Dorian passed by Barbados late Monday night, apparently without causing any severe damage or injury. The island announced an all-clear at 5 a.m. local time.

"We need to give thanks," Prime Minister Mia Amor Mottley said at a news conference, noting that "from all reports, there is virtually no damage."

Fewer than 10 weather-related incidents were reported on Barbados as of Tuesday morning, Mottley said, and those cases mainly involved fallen trees. While noting that there was inclement weather, she added, "it's the kind of inclement weather we're accustomed to."

Early Tuesday, St.

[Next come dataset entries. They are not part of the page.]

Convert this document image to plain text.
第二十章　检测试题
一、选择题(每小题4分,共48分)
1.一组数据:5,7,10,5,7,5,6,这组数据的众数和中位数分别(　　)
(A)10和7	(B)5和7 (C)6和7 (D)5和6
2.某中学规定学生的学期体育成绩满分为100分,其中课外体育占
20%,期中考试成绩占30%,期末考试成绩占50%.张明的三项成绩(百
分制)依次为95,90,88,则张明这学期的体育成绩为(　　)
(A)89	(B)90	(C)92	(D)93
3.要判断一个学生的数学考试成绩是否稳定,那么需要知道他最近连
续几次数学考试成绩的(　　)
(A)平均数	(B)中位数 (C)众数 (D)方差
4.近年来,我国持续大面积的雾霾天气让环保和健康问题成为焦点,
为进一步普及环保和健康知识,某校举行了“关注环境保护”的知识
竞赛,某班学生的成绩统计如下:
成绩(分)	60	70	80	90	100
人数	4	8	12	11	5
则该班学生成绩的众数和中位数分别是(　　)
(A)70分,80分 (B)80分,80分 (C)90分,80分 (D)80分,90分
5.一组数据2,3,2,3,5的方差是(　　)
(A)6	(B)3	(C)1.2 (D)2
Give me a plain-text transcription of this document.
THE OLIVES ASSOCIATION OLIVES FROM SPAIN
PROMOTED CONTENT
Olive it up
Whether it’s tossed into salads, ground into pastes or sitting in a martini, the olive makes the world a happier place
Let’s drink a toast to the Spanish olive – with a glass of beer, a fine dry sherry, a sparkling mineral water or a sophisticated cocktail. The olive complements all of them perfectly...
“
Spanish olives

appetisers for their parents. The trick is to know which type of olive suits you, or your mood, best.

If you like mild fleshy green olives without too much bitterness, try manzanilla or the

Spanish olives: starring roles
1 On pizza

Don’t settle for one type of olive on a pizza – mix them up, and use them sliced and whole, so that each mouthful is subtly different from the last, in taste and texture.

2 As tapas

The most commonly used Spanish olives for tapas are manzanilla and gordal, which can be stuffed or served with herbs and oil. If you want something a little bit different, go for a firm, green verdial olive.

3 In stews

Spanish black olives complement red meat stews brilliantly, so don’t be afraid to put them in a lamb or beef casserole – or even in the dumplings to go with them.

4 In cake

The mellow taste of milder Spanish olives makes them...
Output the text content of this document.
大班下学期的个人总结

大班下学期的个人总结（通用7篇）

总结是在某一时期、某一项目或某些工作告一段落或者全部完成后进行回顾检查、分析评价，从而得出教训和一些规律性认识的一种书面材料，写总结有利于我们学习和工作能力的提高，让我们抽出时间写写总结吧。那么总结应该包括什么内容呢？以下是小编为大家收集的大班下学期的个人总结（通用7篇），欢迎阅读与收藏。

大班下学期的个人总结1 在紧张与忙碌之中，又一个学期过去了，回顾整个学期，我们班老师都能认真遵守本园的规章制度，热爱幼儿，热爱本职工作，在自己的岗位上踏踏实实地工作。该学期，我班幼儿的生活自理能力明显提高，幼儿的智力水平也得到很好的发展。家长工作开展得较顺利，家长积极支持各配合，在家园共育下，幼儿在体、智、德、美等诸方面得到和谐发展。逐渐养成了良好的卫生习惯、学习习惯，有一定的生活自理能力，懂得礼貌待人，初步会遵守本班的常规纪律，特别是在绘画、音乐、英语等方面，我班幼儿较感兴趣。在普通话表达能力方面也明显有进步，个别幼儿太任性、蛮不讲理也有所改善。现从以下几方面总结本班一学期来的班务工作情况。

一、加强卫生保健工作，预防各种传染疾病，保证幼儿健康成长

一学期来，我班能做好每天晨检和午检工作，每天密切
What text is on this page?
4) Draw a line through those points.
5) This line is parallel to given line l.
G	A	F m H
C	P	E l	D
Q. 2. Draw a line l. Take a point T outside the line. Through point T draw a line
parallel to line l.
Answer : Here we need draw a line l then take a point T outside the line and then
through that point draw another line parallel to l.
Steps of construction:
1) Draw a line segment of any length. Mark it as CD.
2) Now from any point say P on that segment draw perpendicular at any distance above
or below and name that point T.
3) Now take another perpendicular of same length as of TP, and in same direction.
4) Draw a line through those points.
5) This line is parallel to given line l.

Lucia discontinued its tropical storm warning, though it did not lift a mandatory shutdown order.

Dorian isn't likely to strengthen into the sort of fearsome cyclones that recently ravaged Puerto Rico and other islands, but it still poses a threat to vulnerable areas because of heavy rains and high winds. It's expected to drop 2 to 4 inches of rain in Puerto Rico, St. Croix and the Dominican Republic, with 6 inches of rain possible in isolated spots.

"Flooding and landslides are likely during this storm," the government of Saint Lucia said around midnight Tuesday. The island remained under a national shutdown until 10 a.m. local time, when it announced an all-clear notice.

Despite maintaining a compact, roughly circular shape, Dorian has not developed a well-defined core. It began the day Tuesday as it did Monday, with tropical-storm-force winds that extend outward for only 45 miles from the center.